Hoewel ik begrijp dat zijn wetenschappelijke nieuwsgierigheid moeilijk te beteugelen valt, werkt zijn gezeur me nogal op mijn zenuwen.



De museumdirecteur ziet eruit als een goedaardige gorilla. Hij heeft een flinke baardgroei en borstelige wenkbrauwen en zelfs uit de kraag van zijn overhemd groeit haar.

'Stuart!' bromt hij en hij omhelst zijn oude collega. Ze nemen elkaar lachend en wantrouwend op als strijdmakkers die beiden levend zijn ontsnapt aan de loopgraven.

'Hij was mijn assistent tijdens de opgraving van de grafkamer van Amon-Ra', legt Stuart uit.

'Je assistent?' buldert de directeur lachend. 'Ik was je slaaf!'

Het is al druk in het museum. Ik zoek naar de fotograferende toerist uit de grafkamer. Hij is er niet. Ze hebben hem natuurlijk vervangen door een ander.

'Maar weinig mensen weten van - en nog minder zijn geïnteresseerd in - onze verzameling papyrusteksten, perkamenten en papieren documenten in het keldermagazijn', zegt de directeur. Tegen Stuart voegt hij eraan toe: 'Daar zijn de documenten.'

Stuart knipoogt naar me.

'Documenten?' vraag ik.

Op dat moment lopen we langs een glazen vitrine met een kleine figuur erin die me onmiddellijk doet stilstaan.

Het houten figuurtje is ongeveer veertig centimeter hoog en stelt een man of een god voor die met beide handen zijn lange baard vasthoudt.

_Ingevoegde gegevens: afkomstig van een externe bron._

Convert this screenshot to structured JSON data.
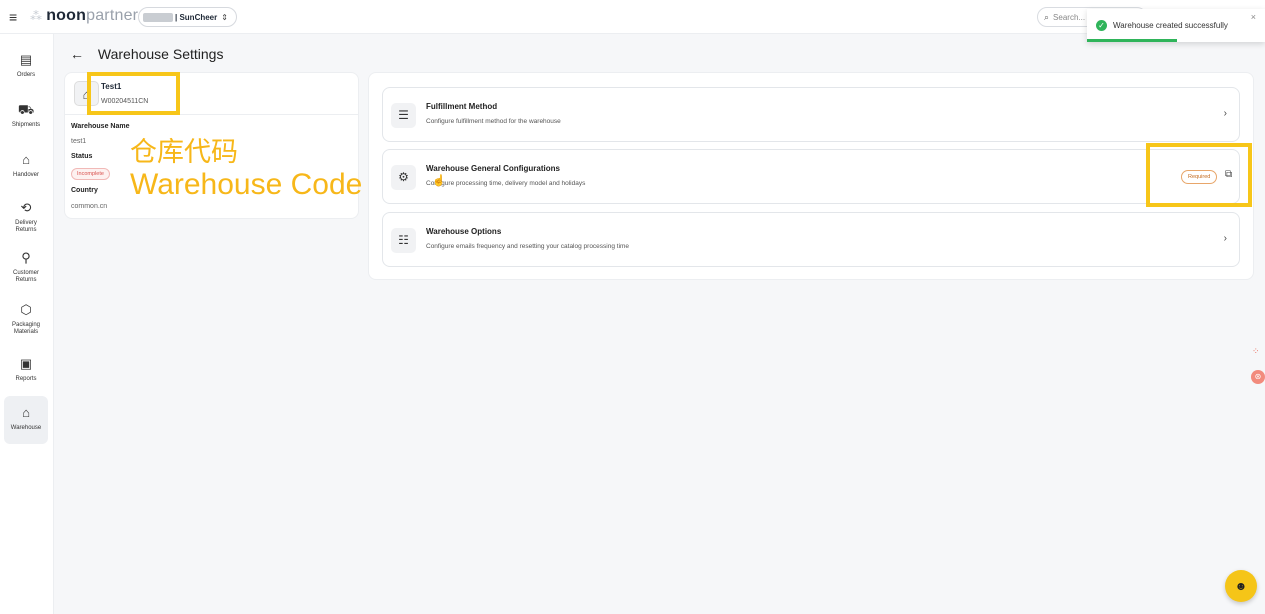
{
  "header": {
    "logo_mark": "⁂",
    "logo_bold": "noon",
    "logo_light": "partners",
    "store_label": "| SunCheer",
    "store_chevron": "⇕",
    "search_placeholder": "Search..."
  },
  "toast": {
    "message": "Warehouse created successfully",
    "close": "×"
  },
  "sidebar": {
    "items": [
      {
        "label": "Orders",
        "icon": "▤"
      },
      {
        "label": "Shipments",
        "icon": "⛟"
      },
      {
        "label": "Handover",
        "icon": "⌂"
      },
      {
        "label": "Delivery Returns",
        "icon": "⟲"
      },
      {
        "label": "Customer Returns",
        "icon": "⚲"
      },
      {
        "label": "Packaging Materials",
        "icon": "⬡"
      },
      {
        "label": "Reports",
        "icon": "▣"
      },
      {
        "label": "Warehouse",
        "icon": "⌂"
      }
    ]
  },
  "page": {
    "back": "←",
    "title": "Warehouse Settings"
  },
  "warehouse": {
    "name": "Test1",
    "code": "W00204511CN",
    "name_label": "Warehouse Name",
    "name_value": "test1",
    "status_label": "Status",
    "status_value": "Incomplete",
    "country_label": "Country",
    "country_value": "common.cn"
  },
  "annotation": {
    "cn": "仓库代码",
    "en": "Warehouse Code"
  },
  "options": [
    {
      "title": "Fulfillment Method",
      "desc": "Configure fulfillment method for the warehouse",
      "icon": "☰"
    },
    {
      "title": "Warehouse General Configurations",
      "desc": "Configure processing time, delivery model and holidays",
      "icon": "⚙",
      "badge": "Required"
    },
    {
      "title": "Warehouse Options",
      "desc": "Configure emails frequency and resetting your catalog processing time",
      "icon": "☷"
    }
  ],
  "colors": {
    "highlight": "#f7c619",
    "success": "#2fb45a",
    "incomplete": "#d9534f",
    "required": "#c46a1d",
    "chat_button": "#f5c518"
  }
}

Volgens het opschrift bij de vitrine was dit tweeëndertighonderd jaar oude figuurtje oorspronkelijk bedekt met zwarte teer, de kleur van de god Osiris, en werd het gevonden in een graf in het Dal der Koningen. Het beeld lijkt griezelig veel op het beeldje waarvan Thrainn in zijn kantoor in Reykjavik een foto had. Het duizend jaar oude bronzen beeld dat in 1815 in Noord-IJsland bij Eyjafjördur werd gevonden. Waar kwam het Eyjafjördur-beeld vandaan? Stamde het uit Egypte? En als een IJslandse Viking in de elfde eeuw het Eyjafjördur-beeld maakte, waar had hij zijn inspiratie dan vandaan? Kan hij een bemanningslid van een van de langschepen van Olav zijn geweest?